Light, deep, green Group Exhibition

20/03/2017 - 06/05/2017

Time and nature are two concepts, always tied up together. The first, a variable made by humanity to scan the vital rhythm that influences the human existence and to which everything is a subject whether animated or not. The second, the holding power that man has often tried to govern, the generating force, severe but calm.

Nature and time show themselves to us in the passing of the seasons, in the blooming, growing and perishing of unavoidable cycles, always faithful to themselves, always predictable, but at the same time, sometimes, surprising. Night becomes day, and day becomes night. The earth changes, seed become sprout, flower and plant. Child becomes man. Nothing apparently escapes from these dynamics, except the artist in his capability of disengaging himself from this condition.

In Arts the concept of time have been tackled from several points of view: the time of the artist during the creation of the artwork, during the formation of an idea in his consciousness and in its realization.
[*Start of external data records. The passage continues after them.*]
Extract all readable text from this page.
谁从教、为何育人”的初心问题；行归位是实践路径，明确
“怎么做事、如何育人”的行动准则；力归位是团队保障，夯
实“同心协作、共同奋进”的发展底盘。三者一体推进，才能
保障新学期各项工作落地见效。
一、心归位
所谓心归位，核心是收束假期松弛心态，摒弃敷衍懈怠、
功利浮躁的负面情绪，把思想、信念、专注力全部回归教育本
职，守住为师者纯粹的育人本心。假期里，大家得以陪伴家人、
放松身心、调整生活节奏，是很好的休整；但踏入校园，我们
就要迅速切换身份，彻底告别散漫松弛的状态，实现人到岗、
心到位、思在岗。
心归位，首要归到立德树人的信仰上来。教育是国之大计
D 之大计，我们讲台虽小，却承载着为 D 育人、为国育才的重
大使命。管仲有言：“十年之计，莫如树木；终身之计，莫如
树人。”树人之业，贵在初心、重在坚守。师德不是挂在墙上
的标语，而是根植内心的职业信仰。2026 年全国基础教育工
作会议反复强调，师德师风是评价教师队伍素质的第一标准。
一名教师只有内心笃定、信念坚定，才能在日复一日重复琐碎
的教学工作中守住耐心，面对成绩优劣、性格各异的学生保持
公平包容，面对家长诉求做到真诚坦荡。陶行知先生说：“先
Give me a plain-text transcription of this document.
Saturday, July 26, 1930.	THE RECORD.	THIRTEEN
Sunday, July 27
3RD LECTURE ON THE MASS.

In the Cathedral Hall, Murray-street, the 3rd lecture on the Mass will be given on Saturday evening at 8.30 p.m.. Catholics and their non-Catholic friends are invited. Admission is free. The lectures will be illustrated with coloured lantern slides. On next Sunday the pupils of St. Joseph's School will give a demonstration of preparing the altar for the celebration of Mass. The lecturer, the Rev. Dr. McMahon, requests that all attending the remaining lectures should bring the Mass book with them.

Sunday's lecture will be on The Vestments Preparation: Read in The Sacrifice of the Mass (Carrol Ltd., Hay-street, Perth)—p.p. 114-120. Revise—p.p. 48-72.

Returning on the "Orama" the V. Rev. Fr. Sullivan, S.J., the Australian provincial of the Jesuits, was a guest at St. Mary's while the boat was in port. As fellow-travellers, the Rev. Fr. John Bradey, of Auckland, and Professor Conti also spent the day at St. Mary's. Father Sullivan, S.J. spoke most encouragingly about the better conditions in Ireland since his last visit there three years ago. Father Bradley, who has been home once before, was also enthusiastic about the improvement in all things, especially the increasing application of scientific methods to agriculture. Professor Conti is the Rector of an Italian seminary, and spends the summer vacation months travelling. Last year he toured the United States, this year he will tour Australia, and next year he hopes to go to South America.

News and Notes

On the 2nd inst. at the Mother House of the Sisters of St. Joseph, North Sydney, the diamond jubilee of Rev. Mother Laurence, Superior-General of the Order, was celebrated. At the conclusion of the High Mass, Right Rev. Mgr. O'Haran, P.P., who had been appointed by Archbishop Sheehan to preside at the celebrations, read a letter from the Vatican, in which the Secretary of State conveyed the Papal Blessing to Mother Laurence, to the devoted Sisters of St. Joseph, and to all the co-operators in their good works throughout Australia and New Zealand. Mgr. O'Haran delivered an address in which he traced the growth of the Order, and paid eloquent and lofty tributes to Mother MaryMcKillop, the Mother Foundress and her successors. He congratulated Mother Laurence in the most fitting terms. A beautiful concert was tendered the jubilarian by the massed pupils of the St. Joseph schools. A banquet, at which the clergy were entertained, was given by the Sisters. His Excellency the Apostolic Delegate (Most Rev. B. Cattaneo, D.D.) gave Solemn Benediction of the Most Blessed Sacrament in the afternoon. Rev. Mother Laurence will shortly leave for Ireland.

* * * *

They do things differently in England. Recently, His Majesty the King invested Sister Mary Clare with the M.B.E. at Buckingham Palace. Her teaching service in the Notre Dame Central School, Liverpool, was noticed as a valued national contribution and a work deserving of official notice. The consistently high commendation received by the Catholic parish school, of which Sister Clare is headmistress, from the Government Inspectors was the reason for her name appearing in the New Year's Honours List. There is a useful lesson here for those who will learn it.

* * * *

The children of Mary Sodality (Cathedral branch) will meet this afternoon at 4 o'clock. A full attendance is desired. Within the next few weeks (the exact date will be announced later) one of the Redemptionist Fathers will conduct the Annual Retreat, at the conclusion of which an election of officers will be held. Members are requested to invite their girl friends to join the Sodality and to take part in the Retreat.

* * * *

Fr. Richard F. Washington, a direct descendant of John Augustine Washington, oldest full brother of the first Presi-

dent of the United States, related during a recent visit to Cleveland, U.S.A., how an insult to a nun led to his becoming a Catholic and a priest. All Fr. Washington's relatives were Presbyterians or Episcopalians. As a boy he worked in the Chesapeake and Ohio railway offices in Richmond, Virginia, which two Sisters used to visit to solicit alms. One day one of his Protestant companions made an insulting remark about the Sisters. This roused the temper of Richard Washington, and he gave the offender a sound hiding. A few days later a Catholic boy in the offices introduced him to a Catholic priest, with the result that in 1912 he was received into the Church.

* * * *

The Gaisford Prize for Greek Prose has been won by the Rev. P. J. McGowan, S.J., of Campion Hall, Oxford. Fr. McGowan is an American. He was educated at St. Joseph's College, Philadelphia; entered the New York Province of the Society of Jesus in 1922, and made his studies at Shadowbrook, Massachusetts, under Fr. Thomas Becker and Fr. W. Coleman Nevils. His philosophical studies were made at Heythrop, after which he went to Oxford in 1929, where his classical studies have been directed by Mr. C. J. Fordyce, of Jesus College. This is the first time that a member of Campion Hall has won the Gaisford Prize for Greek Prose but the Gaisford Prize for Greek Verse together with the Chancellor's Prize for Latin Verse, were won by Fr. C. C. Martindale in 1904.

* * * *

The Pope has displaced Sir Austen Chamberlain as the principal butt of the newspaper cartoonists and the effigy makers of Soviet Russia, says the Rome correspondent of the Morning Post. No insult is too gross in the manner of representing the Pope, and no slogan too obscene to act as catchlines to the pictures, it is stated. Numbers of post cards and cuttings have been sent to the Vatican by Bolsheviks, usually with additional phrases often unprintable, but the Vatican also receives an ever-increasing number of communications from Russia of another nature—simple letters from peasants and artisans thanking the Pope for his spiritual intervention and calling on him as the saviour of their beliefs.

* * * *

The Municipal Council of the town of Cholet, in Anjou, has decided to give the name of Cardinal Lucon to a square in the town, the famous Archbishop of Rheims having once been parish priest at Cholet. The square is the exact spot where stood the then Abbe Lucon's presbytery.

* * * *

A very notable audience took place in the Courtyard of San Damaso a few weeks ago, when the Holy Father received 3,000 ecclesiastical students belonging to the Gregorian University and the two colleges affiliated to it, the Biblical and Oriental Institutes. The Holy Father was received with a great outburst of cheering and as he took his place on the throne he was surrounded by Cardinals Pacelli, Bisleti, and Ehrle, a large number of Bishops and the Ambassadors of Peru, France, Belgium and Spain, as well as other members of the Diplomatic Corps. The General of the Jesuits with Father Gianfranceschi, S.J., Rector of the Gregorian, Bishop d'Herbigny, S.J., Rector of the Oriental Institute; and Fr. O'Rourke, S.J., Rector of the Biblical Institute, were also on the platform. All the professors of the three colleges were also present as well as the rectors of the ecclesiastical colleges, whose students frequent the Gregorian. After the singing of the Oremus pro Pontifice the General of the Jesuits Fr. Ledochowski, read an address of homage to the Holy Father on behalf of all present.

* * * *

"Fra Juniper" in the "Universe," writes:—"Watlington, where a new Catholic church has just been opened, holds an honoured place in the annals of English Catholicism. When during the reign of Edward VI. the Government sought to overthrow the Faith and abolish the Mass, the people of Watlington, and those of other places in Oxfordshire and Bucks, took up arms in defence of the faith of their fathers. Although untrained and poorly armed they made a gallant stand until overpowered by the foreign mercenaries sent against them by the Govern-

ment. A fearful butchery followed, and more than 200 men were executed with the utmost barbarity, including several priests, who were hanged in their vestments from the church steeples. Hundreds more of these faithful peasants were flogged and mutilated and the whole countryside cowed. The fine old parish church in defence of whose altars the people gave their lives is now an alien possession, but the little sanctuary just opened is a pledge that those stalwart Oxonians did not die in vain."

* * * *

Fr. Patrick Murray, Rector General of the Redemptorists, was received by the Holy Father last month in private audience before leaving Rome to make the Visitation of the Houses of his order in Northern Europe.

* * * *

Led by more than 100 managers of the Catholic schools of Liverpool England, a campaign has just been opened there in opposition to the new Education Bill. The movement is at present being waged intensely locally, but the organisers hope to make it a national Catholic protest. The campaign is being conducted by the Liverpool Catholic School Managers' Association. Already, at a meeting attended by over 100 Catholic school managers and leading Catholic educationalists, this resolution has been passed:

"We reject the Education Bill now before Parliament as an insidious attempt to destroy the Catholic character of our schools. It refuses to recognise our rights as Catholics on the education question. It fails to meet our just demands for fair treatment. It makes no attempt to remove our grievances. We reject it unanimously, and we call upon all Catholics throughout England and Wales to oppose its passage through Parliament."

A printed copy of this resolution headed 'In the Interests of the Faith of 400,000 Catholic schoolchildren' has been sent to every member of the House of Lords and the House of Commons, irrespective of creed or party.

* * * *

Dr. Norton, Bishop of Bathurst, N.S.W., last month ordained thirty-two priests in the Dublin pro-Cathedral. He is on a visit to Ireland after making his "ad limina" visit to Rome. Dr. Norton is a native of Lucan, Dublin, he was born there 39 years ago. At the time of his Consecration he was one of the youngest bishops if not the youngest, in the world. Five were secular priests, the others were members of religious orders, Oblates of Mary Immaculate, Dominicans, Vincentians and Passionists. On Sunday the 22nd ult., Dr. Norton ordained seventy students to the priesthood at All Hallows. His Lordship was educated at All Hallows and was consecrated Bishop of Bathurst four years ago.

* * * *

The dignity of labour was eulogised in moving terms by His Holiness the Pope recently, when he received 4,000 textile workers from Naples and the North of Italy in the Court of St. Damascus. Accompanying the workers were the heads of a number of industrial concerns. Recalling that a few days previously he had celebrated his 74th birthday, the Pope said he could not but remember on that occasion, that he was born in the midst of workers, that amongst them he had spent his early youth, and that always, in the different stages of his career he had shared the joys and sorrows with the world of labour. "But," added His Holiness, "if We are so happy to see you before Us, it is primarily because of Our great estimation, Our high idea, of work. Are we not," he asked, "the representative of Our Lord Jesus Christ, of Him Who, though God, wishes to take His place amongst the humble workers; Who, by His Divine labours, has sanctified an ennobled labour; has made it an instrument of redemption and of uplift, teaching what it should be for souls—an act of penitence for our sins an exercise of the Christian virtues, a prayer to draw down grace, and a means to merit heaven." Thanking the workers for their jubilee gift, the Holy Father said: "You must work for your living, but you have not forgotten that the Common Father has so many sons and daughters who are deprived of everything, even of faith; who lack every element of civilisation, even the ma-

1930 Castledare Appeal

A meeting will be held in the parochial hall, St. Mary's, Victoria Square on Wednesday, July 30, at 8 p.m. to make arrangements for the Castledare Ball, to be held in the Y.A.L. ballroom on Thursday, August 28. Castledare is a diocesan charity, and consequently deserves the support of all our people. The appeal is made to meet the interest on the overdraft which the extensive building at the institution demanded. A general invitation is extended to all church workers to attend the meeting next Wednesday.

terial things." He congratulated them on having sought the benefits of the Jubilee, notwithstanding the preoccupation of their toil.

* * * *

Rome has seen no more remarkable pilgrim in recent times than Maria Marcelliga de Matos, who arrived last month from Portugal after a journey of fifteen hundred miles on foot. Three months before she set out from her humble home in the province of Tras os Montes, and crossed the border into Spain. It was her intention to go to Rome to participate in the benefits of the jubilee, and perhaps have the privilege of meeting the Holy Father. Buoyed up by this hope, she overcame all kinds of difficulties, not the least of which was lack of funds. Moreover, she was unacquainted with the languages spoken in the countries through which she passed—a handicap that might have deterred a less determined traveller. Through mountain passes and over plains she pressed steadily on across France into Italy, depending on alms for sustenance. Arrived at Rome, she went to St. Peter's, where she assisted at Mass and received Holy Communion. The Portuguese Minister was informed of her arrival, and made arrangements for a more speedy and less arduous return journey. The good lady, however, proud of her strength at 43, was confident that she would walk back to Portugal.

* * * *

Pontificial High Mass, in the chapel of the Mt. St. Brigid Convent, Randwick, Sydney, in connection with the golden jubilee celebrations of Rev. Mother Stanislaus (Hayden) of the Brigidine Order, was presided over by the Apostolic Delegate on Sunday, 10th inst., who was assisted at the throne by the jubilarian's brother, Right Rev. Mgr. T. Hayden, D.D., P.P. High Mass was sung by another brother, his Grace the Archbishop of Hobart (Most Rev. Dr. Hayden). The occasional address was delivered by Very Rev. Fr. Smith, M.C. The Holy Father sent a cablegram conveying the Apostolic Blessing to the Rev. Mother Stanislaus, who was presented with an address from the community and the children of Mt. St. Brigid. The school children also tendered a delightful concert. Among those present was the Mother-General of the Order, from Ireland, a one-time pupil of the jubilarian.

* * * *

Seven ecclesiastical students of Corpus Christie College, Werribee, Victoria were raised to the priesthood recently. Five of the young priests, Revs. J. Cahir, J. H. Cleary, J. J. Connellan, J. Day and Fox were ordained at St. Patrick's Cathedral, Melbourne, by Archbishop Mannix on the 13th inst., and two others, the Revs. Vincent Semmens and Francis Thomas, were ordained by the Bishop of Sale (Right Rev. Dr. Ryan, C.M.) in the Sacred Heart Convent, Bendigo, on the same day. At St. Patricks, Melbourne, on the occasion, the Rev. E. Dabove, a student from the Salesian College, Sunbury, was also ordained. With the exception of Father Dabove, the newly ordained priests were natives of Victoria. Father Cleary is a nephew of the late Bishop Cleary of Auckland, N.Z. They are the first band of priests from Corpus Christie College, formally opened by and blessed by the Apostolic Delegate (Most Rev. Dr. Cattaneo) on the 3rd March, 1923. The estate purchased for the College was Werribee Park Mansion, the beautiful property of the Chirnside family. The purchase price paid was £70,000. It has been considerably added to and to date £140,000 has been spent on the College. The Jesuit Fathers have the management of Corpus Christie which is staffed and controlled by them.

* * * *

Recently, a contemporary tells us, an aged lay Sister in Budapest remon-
The time of the spectator, from seeing the artwork appearing and materialising in his mind, to recognizing it as something that distinguishes itself from every other product. The time that is between these two moments, the one in which the artwork exists, absolute in it’s own right. We can’t say which moment prevails the others, which is the moment of the “truth”, which deserves more attention, because none of them can exist without the others. Thus we should consider the time of the artwork as the sum of all of these moments of reveal and assimilation in our consciousness. By doing so, we untie the artwork from time.

Considering the time of the artwork as the sum of these moments, we recognise in the artist the capability of eternalizing what he his doing, which escapes from our linear temporal conception to go toward a vertical conception. The artist is the one who, above the human being, makes the product immortal, creating the artwork. This is the main difference between the artist and the maker.

“Light, deep, green” is an exhibition that wants us to talk about it, through time, nature and their union in artwork. To do it, it leaves the word to three italian artists: Fabrizio Corneli, Federico Gori and Lucia Baldini.